Kata orang, yang penting kamu yakin dengan dirimu! Sayangnya, itu nasihat usang yang kerap membuat Lisbeth terluka. Ia yakin dengan dirinya, tetapi banyak orang tidak yakin. Menyebalkan. Namun, yang paling menyakitkan bagi Lisbeth adalah ketika ia yakin, ia mencoba, dan ia tetap gagal. Rasanya tidak hanya menyebalkan, tetapi memilukan.
Lisbeth keluar dari kantor Pak Cipto dengan langkah gontai.
Bodoh! Kamu pikir bisa ketemu Pak Cipto tanpa membuat janji? Alih-alih bertemu Pak Cipto, ia hanya bertemu sekretarisnya yang bertanya mengapa ia tidak menelepon terlebih dahulu untuk membuat janji?
Menelepon? Lisbeth memasang senyum kecut, tetapi sebelum ia punya kesempatan untuk menjelaskan, sang sekretaris menyadari stiker di stoples lidah kucing dan buru-buru meminta maaf. Lisbeth segera undur diri setelah meminta sang sekretaris untuk tidak lupa memberikan undangan open house dan stoples lidah kucing kepada Pak Cipto.
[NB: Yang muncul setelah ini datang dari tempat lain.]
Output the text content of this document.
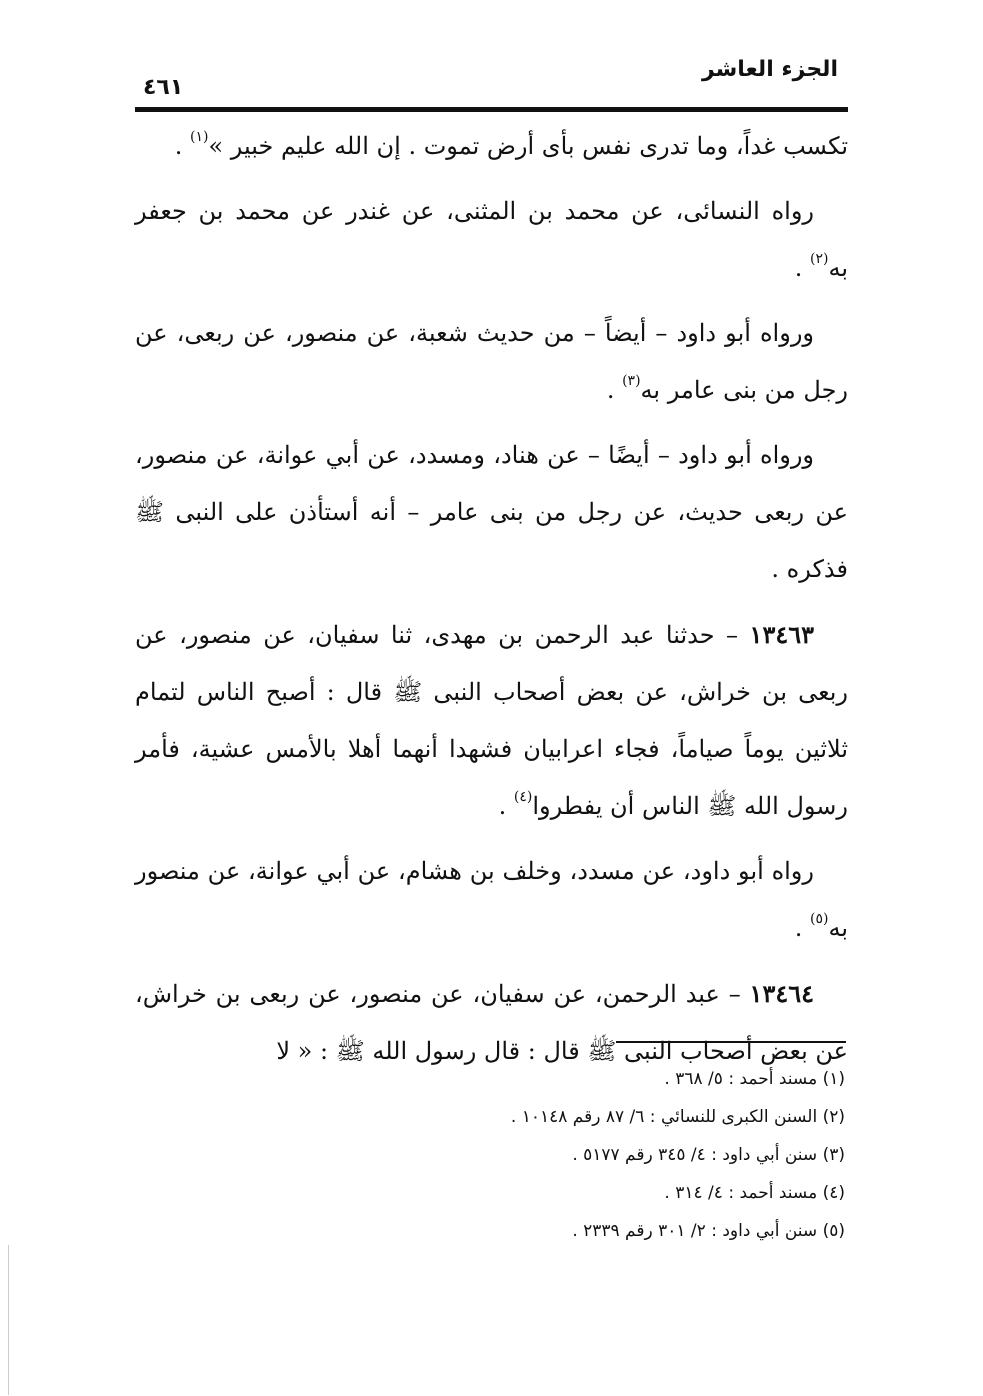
٤٦١
الجزء العاشر

تكسب غداً، وما تدرى نفس بأى أرض تموت . إن الله عليم خبير »$^{(١)}$ .

رواه النسائى، عن محمد بن المثنى، عن غندر عن محمد بن جعفر به$^{(٢)}$ .

ورواه أبو داود – أيضاً – من حديث شعبة، عن منصور، عن ربعى، عن رجل من بنى عامر به$^{(٣)}$ .

ورواه أبو داود – أيضًا – عن هناد، ومسدد، عن أبي عوانة، عن منصور، عن ربعى حديث، عن رجل من بنى عامر – أنه أستأذن على النبى ﷺ فذكره .

١٣٤٦٣ – حدثنا عبد الرحمن بن مهدى، ثنا سفيان، عن منصور، عن ربعى بن خراش، عن بعض أصحاب النبى ﷺ قال : أصبح الناس لتمام ثلاثين يوماً صياماً، فجاء اعرابيان فشهدا أنهما أهلا بالأمس عشية، فأمر رسول الله ﷺ الناس أن يفطروا$^{(٤)}$ .

رواه أبو داود، عن مسدد، وخلف بن هشام، عن أبي عوانة، عن منصور به$^{(٥)}$ .

١٣٤٦٤ – عبد الرحمن، عن سفيان، عن منصور، عن ربعى بن خراش، عن بعض أصحاب النبى ﷺ قال : قال رسول الله ﷺ : « لا

(١) مسند أحمد : ٥/ ٣٦٨ .

(٢) السنن الكبرى للنسائي : ٦/ ٨٧ رقم ١٠١٤٨ .

(٣) سنن أبي داود : ٤/ ٣٤٥ رقم ٥١٧٧ .

(٤) مسند أحمد : ٤/ ٣١٤ .

(٥) سنن أبي داود : ٢/ ٣٠١ رقم ٢٣٣٩ .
“Pulang, Pak,” perintah Lisbeth yang disambut dengan anggukan sopir setianya. Setengah melamun, Lisbeth memutar ulang pengalamannya berada di kantor Pak Cipto. Ia merasa dirinya tak ubahnya tukang minta sumbangan yang mampir ke rumah-rumah membawa map, mengetuk pintu dengan wajah memelas. Lisbeth sadar, dirinya pun ada dalam posisi serupa. Ia datang meminta para donatur menghadiri open house Yayasan Sahabat Tuli dengan tujuan meminta dana.
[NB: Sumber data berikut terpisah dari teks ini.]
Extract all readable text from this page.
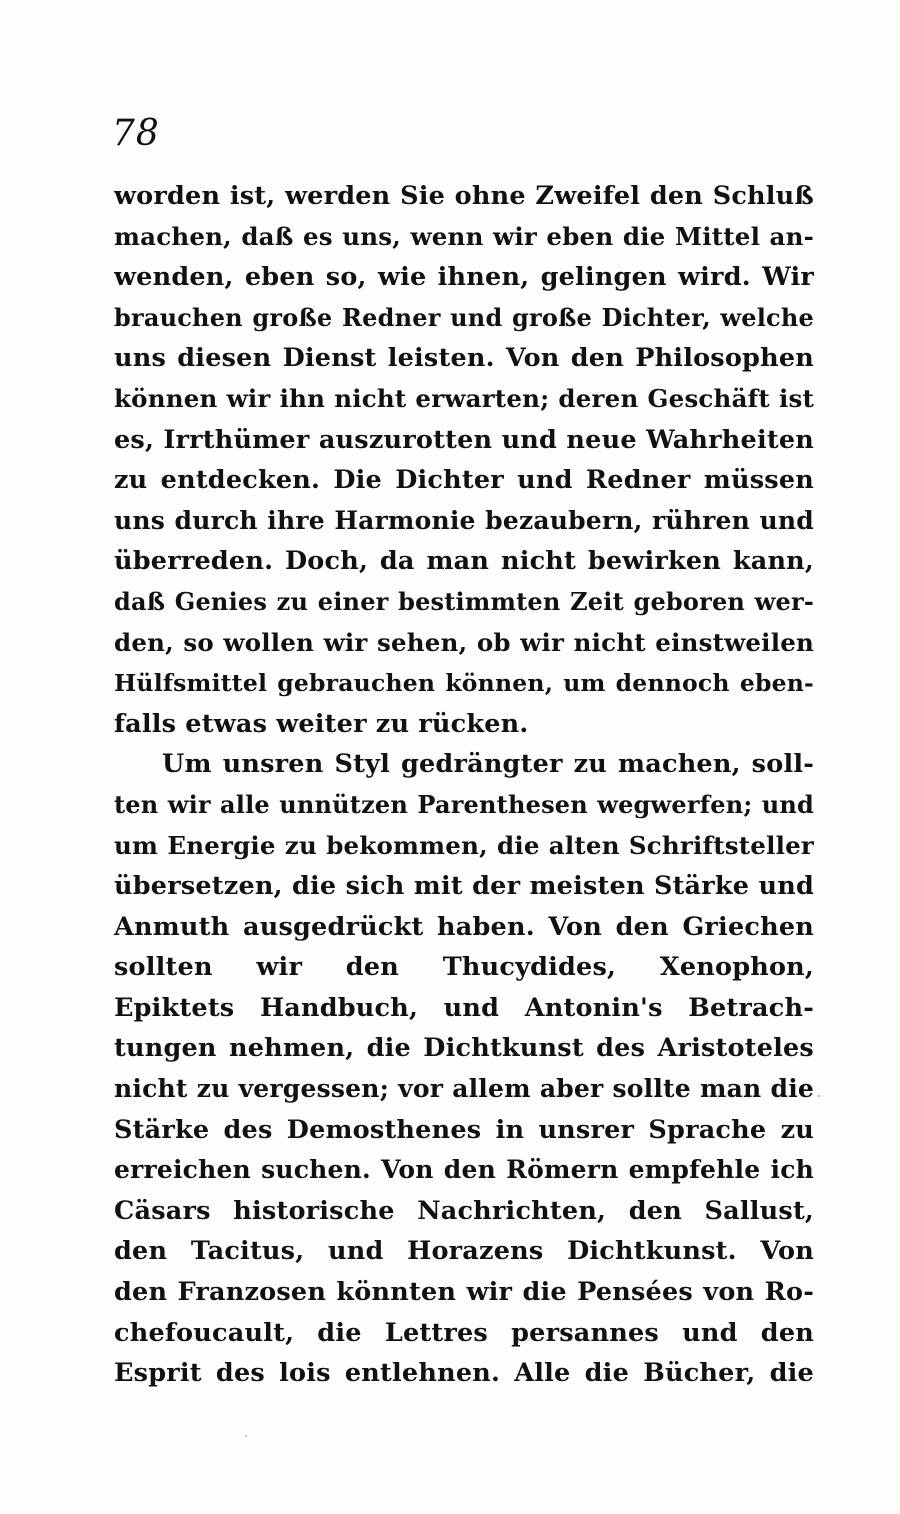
78
worden ist, werden Sie ohne Zweifel den Schluß
machen, daß es uns, wenn wir eben die Mittel an-
wenden, eben so, wie ihnen, gelingen wird. Wir
brauchen große Redner und große Dichter, welche
uns diesen Dienst leisten. Von den Philosophen
können wir ihn nicht erwarten; deren Geschäft ist
es, Irrthümer auszurotten und neue Wahrheiten
zu entdecken. Die Dichter und Redner müssen
uns durch ihre Harmonie bezaubern, rühren und
überreden. Doch, da man nicht bewirken kann,
daß Genies zu einer bestimmten Zeit geboren wer-
den, so wollen wir sehen, ob wir nicht einstweilen
Hülfsmittel gebrauchen können, um dennoch eben-
falls etwas weiter zu rücken.
Um unsren Styl gedrängter zu machen, soll-
ten wir alle unnützen Parenthesen wegwerfen; und
um Energie zu bekommen, die alten Schriftsteller
übersetzen, die sich mit der meisten Stärke und
Anmuth ausgedrückt haben. Von den Griechen
sollten wir den Thucydides, Xenophon,
Epiktets Handbuch, und Antonin's Betrach-
tungen nehmen, die Dichtkunst des Aristoteles
nicht zu vergessen; vor allem aber sollte man die
Stärke des Demosthenes in unsrer Sprache zu
erreichen suchen. Von den Römern empfehle ich
Cäsars historische Nachrichten, den Sallust,
den Tacitus, und Horazens Dichtkunst. Von
den Franzosen könnten wir die Pensées von Ro-
chefoucault, die Lettres persannes und den
Esprit des lois entlehnen. Alle die Bücher, die
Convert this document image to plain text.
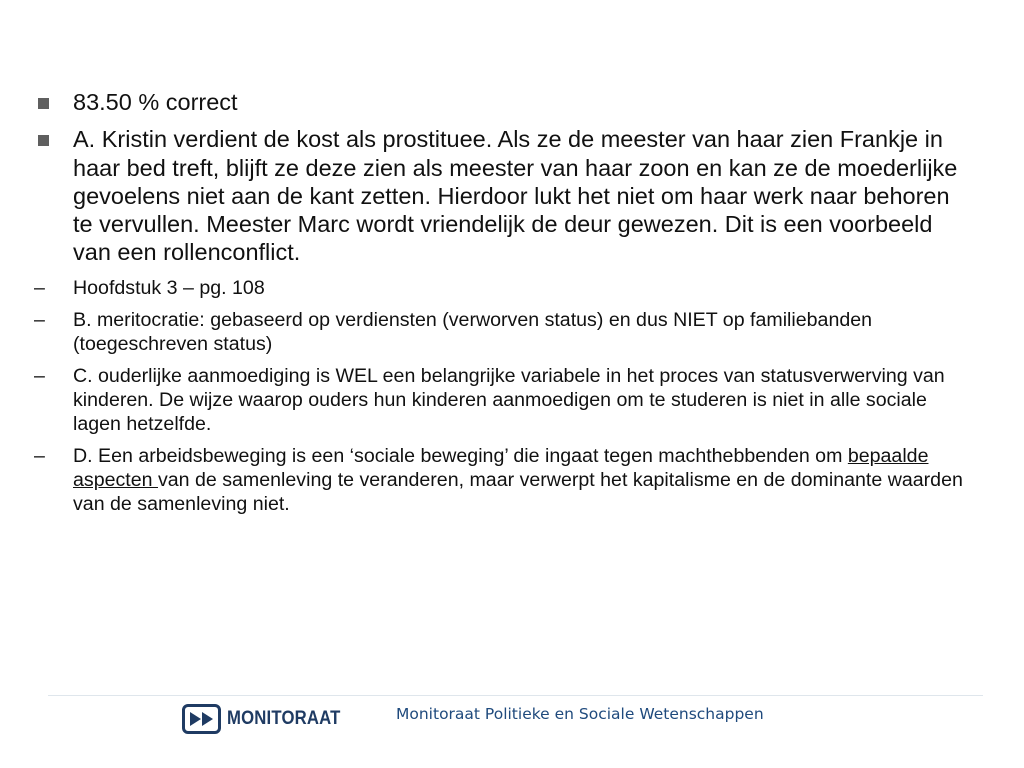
83.50 % correct
A. Kristin verdient de kost als prostituee. Als ze de meester van haar zien Frankje in haar bed treft, blijft ze deze zien als meester van haar zoon en kan ze de moederlijke gevoelens niet aan de kant zetten. Hierdoor lukt het niet om haar werk naar behoren te vervullen. Meester Marc wordt vriendelijk de deur gewezen. Dit is een voorbeeld van een rollenconflict.
– Hoofdstuk 3 – pg. 108
– B. meritocratie: gebaseerd op verdiensten (verworven status) en dus NIET op familiebanden (toegeschreven status)
– C. ouderlijke aanmoediging is WEL een belangrijke variabele in het proces van statusverwerving van kinderen. De wijze waarop ouders hun kinderen aanmoedigen om te studeren is niet in alle sociale lagen hetzelfde.
– D. Een arbeidsbeweging is een ‘sociale beweging’ die ingaat tegen machthebbenden om bepaalde aspecten van de samenleving te veranderen, maar verwerpt het kapitalisme en de dominante waarden van de samenleving niet.
MONITORAAT	Monitoraat Politieke en Sociale Wetenschappen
Lisbeth tidak suka meminta-minta. Sambil menghela napas, ia membuka album foto di ponselnya, mencari foto anak-anak yang tersenyum cerah. Anak-anak yang seperti dirinya, tetapi tak seberuntung dirinya. Ia memperbesar foto untuk menatap wajah Bowo, anak laki-laki berambut ikal yang ditinggal mamanya mengadu nasib ke Taiwan sebagai TKW setelah diceraikan dan hanya pulang menemui Bowo dua tahun sekali. Lisbeth menggeser jemarinya untuk melihat Zara, si gadis pendiam dengan senyum malu-malu. Ayahnya sopir truk Pantura, selalu menengok Zara setiap minggu dan membawa sekantong besar kerupuk untuk guru-guru. Lisbeth pernah menolak, tetapi Ayah Zara menggenggam erat tangannya. “Abah orang kampung, cuma ada ini.” Lisbeth menatap wajah tua yang dipanggang matahari itu dan hatinya tak kuasa menolak lagi.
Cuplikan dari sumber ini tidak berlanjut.